Another techie who belied conventions, Michael Dell started small, with selling assembled computer kits. The inspiration probably came from the time he got his first computer at the age of 15, and promptly disassembled it to understand the technicalities. He felt that the indirect retail system was flawed when it came to selling computers, and it made better sense to reach out to the customers directly. In the year 1984, he got the chance to put his idea to test, and Dell Computer Corporation was born. To have his company become a part of the Fortune 500 exclusive clique at the age of 27 was a feather in this young CEO’s hat. He started the Michael and Susan Dell Foundation in 1999, which contributes to child welfare.

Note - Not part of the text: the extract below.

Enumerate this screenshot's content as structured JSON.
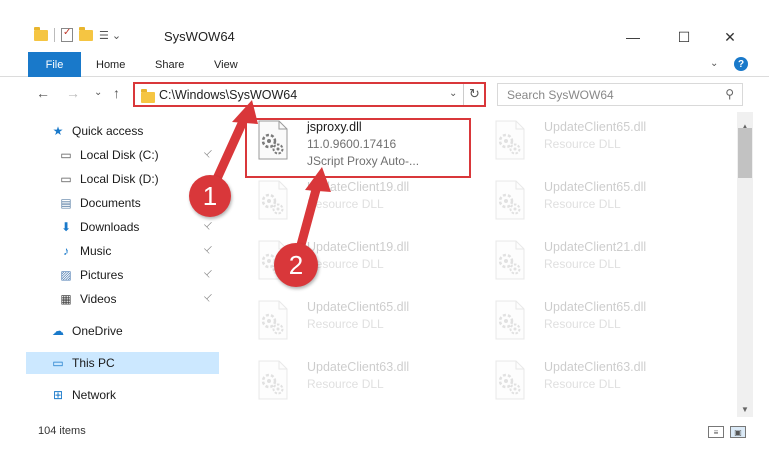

Lawrence “Larry” Ellison is the co-founder and CEO of Oracle Corporation. He acquainted himself with the field of computer design while he was a student at the University of Chicago. A string of jobs later, Ellison found himself working at Ampex Corporation, creating a database for the CIA named ‘Oracle’. He simultaneously worked on a commercial version as well. Appreciation came in the year 1980 when IBM began using Oracle for its mainframe. It wasn’t long before the revenue started pouring in, and Ellison’s company was christened Oracle Corporation, as an ode to the original program that launched them into the big league. A passionate flier, he has a large fleet of aircraft in his possession. Among cars, he is rumored to own a Lexus LFA and a Lexus LS600hL.
When we talk about brilliant minds, another thing that comes to our mind is ‘passion’. You’d have to be blind not to notice the passion that these wizards had in their minds for every little thing they created. Technical qualifications are reduced to dust when you set your heart and soul into creating something that you feel passionately for, and these geniuses are a testimony of it. This does not in any way disregard the contribution of formal education, but these leaders paved the way for a revolution, and let their work outshine their degrees, leaving a lasting imprint for years to come.